MIAMI – Former Delta Air Lines President and CEO, Richard Anderson, was announced as the new Chief Executive of Amtrak on Monday.
Anderson assumes his position during a difficult time at the United States’ largest passenger rail company. Amtrak is currently facing pressure from New York Governor Andrew Cuomo to turn over control of Manhattan’s Penn Station due to poor conditions and a series of minor train derailments from unsafe track conditions.
Cuomo and New Jersey Governor Chris Christie have publically threatened to withhold state payments to Amtrak should Amtrak not turn over control.
In addition, Amtrak has been wildly unprofitable for many years and continues to leak millions of dollars annually. In 2016, Amtrak posted an unaudited operating loss of $227 million dollars from a record $3.2 billion in revenue.
Anderson entered the transit world in in 2001 when he was named CEO of Northwest Airlines.

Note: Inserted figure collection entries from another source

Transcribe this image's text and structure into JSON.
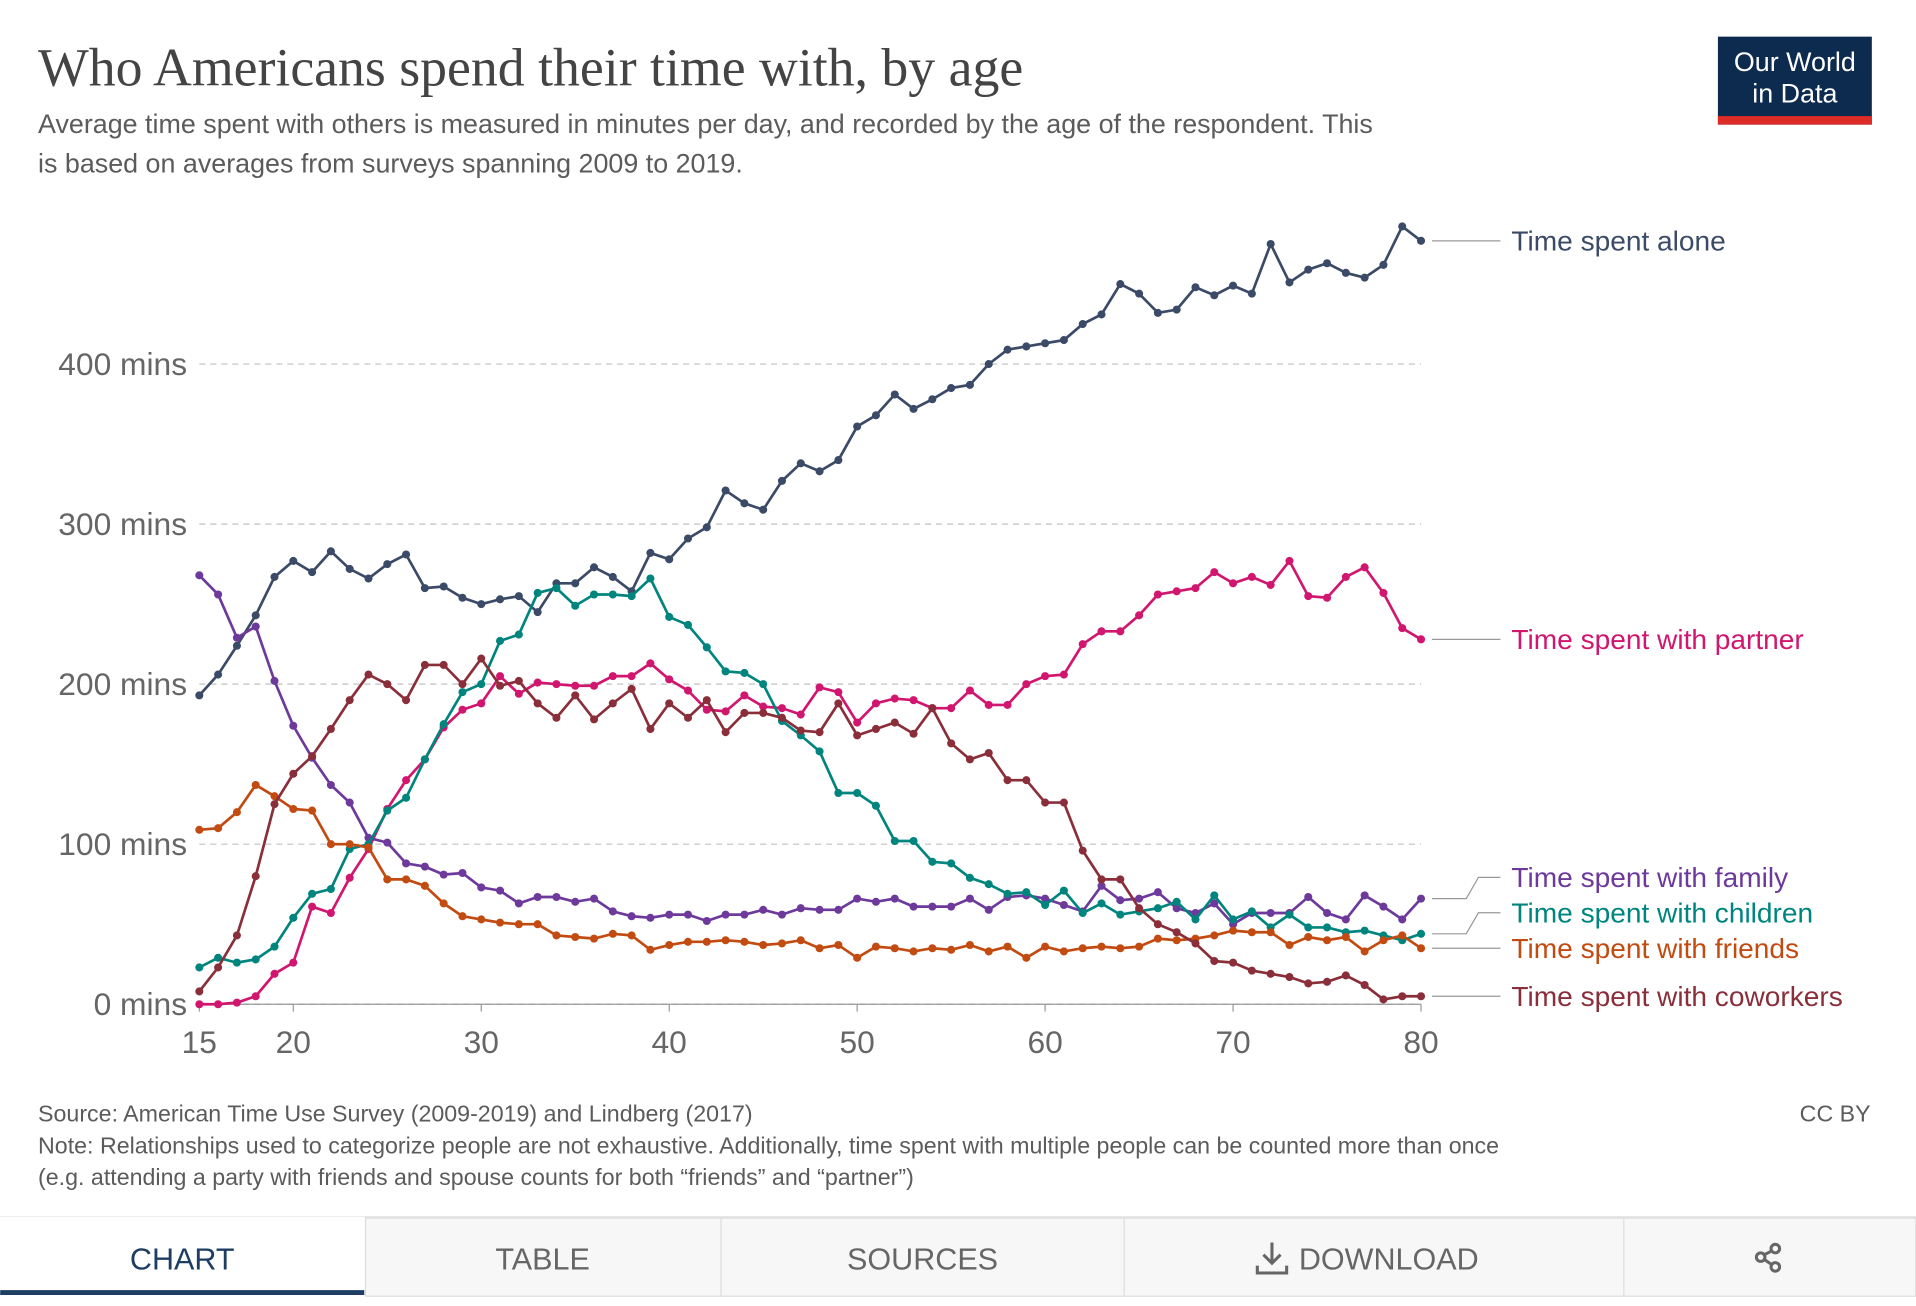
{
  "chart_data": {
    "type": "line",
    "title": "Who Americans spend their time with, by age",
    "subtitle": [
      "Average time spent with others is measured in minutes per day, and recorded by the age of the respondent. This",
      "is based on averages from surveys spanning 2009 to 2019."
    ],
    "x": [
      15,
      16,
      17,
      18,
      19,
      20,
      21,
      22,
      23,
      24,
      25,
      26,
      27,
      28,
      29,
      30,
      31,
      32,
      33,
      34,
      35,
      36,
      37,
      38,
      39,
      40,
      41,
      42,
      43,
      44,
      45,
      46,
      47,
      48,
      49,
      50,
      51,
      52,
      53,
      54,
      55,
      56,
      57,
      58,
      59,
      60,
      61,
      62,
      63,
      64,
      65,
      66,
      67,
      68,
      69,
      70,
      71,
      72,
      73,
      74,
      75,
      76,
      77,
      78,
      79,
      80
    ],
    "xlim": [
      15,
      80
    ],
    "xticks": [
      15,
      20,
      30,
      40,
      50,
      60,
      70,
      80
    ],
    "ylim": [
      0,
      490
    ],
    "yticks": [
      {
        "value": 0,
        "label": "0 mins"
      },
      {
        "value": 100,
        "label": "100 mins"
      },
      {
        "value": 200,
        "label": "200 mins"
      },
      {
        "value": 300,
        "label": "300 mins"
      },
      {
        "value": 400,
        "label": "400 mins"
      }
    ],
    "grid": true,
    "series": [
      {
        "name": "Time spent alone",
        "color": "#3b4a66",
        "values": [
          193,
          206,
          224,
          243,
          267,
          277,
          270,
          283,
          272,
          266,
          275,
          281,
          260,
          261,
          254,
          250,
          253,
          255,
          245,
          263,
          263,
          273,
          267,
          258,
          282,
          278,
          291,
          298,
          321,
          313,
          309,
          327,
          338,
          333,
          340,
          361,
          368,
          381,
          372,
          378,
          385,
          387,
          400,
          409,
          411,
          413,
          415,
          425,
          431,
          450,
          444,
          432,
          434,
          448,
          443,
          449,
          444,
          475,
          451,
          459,
          463,
          457,
          454,
          462,
          486,
          477
        ]
      },
      {
        "name": "Time spent with partner",
        "color": "#d0166e",
        "values": [
          0,
          0,
          1,
          5,
          19,
          26,
          61,
          57,
          79,
          97,
          122,
          140,
          153,
          173,
          184,
          188,
          205,
          194,
          201,
          200,
          199,
          199,
          205,
          205,
          213,
          203,
          196,
          184,
          183,
          193,
          186,
          185,
          181,
          198,
          195,
          176,
          188,
          191,
          190,
          185,
          185,
          196,
          187,
          187,
          200,
          205,
          206,
          225,
          233,
          233,
          243,
          256,
          258,
          260,
          270,
          263,
          267,
          262,
          277,
          255,
          254,
          267,
          273,
          257,
          235,
          228
        ]
      },
      {
        "name": "Time spent with family",
        "color": "#6d3a9c",
        "values": [
          268,
          256,
          229,
          236,
          202,
          174,
          154,
          137,
          126,
          104,
          101,
          88,
          86,
          81,
          82,
          73,
          71,
          63,
          67,
          67,
          64,
          66,
          58,
          55,
          54,
          56,
          56,
          52,
          56,
          56,
          59,
          56,
          60,
          59,
          59,
          66,
          64,
          66,
          61,
          61,
          61,
          66,
          59,
          67,
          68,
          66,
          62,
          58,
          74,
          65,
          66,
          70,
          60,
          57,
          63,
          50,
          57,
          57,
          57,
          67,
          57,
          53,
          68,
          61,
          53,
          66
        ]
      },
      {
        "name": "Time spent with children",
        "color": "#00857e",
        "values": [
          23,
          29,
          26,
          28,
          36,
          54,
          69,
          72,
          97,
          100,
          121,
          129,
          153,
          175,
          195,
          200,
          227,
          231,
          257,
          260,
          249,
          256,
          256,
          255,
          266,
          242,
          237,
          223,
          208,
          207,
          200,
          177,
          168,
          158,
          132,
          132,
          124,
          102,
          102,
          89,
          88,
          79,
          75,
          69,
          70,
          62,
          71,
          57,
          63,
          56,
          58,
          60,
          64,
          53,
          68,
          53,
          58,
          48,
          56,
          48,
          48,
          45,
          46,
          43,
          40,
          44
        ]
      },
      {
        "name": "Time spent with friends",
        "color": "#c24b12",
        "values": [
          109,
          110,
          120,
          137,
          130,
          122,
          121,
          100,
          100,
          98,
          78,
          78,
          74,
          63,
          55,
          53,
          51,
          50,
          50,
          43,
          42,
          41,
          44,
          43,
          34,
          37,
          39,
          39,
          40,
          39,
          37,
          38,
          40,
          35,
          37,
          29,
          36,
          35,
          33,
          35,
          34,
          37,
          33,
          36,
          29,
          36,
          33,
          35,
          36,
          35,
          36,
          41,
          40,
          41,
          43,
          46,
          45,
          45,
          37,
          42,
          40,
          42,
          33,
          40,
          43,
          35
        ]
      },
      {
        "name": "Time spent with coworkers",
        "color": "#8a2f3a",
        "values": [
          8,
          23,
          43,
          80,
          125,
          144,
          155,
          172,
          190,
          206,
          200,
          190,
          212,
          212,
          200,
          216,
          199,
          202,
          188,
          179,
          193,
          178,
          188,
          197,
          172,
          188,
          179,
          190,
          170,
          182,
          182,
          179,
          171,
          170,
          188,
          168,
          172,
          176,
          169,
          185,
          163,
          153,
          157,
          140,
          140,
          126,
          126,
          96,
          78,
          78,
          60,
          50,
          45,
          38,
          27,
          26,
          21,
          19,
          17,
          13,
          14,
          18,
          12,
          3,
          5,
          5
        ]
      }
    ],
    "source": "Source: American Time Use Survey (2009-2019) and Lindberg (2017)",
    "note": [
      "Note: Relationships used to categorize people are not exhaustive. Additionally, time spent with multiple people can be counted more than once",
      "(e.g. attending a party with friends and spouse counts for both “friends” and “partner”)"
    ],
    "license": "CC BY"
  },
  "logo": [
    "Our World",
    "in Data"
  ],
  "tabs": [
    "CHART",
    "TABLE",
    "SOURCES",
    "DOWNLOAD"
  ]
}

After leaving Northwest to serve as CEO of Untied Healthcare from 2004-2007, Anderson once again returned to the airline industry as CEO of Delta Air Lines during its merger with Northwest.
During his tenure at Delta, Anderson oversaw a historic turnaround that catapulted Delta from chapter 11 bankruptcy to becoming a profit machine. Under his reign, Delta invested heavily in aircraft, infrastructure, and human capital while remaining what he called “Delta Proud.”
After stepping down as President and CEO of Delta on May 2nd, 2016, Richard assumed the position as Executive Chairman of the Delta Board of Directors. After a brief stay on the Board of Directors, Anderson retired from his position on October 11th, 2016.
Anderson is sure to face increasing pressure to cut many of Amtrak’s unprofitable routes. While shorter routes like Amtrak’s Northeast Regional turn a profit, many of its transcontinental routes like the California Zephyr (Chicago to San Francisco) lose hundreds of millions of dollars annually combined.
Under President Donald Trump’s newly proposed budget, Amtrak is set to encounter large federal funding cuts. These cuts will likely force Amtrak to cut many of its longer routes. In addition to these cuts, Amtrak will also lose federal grant money for future rail expansion.
The impending cuts are a stark contrast from the Obama Administration where Vice-President Joe Biden lobbied heavily for Amtrak.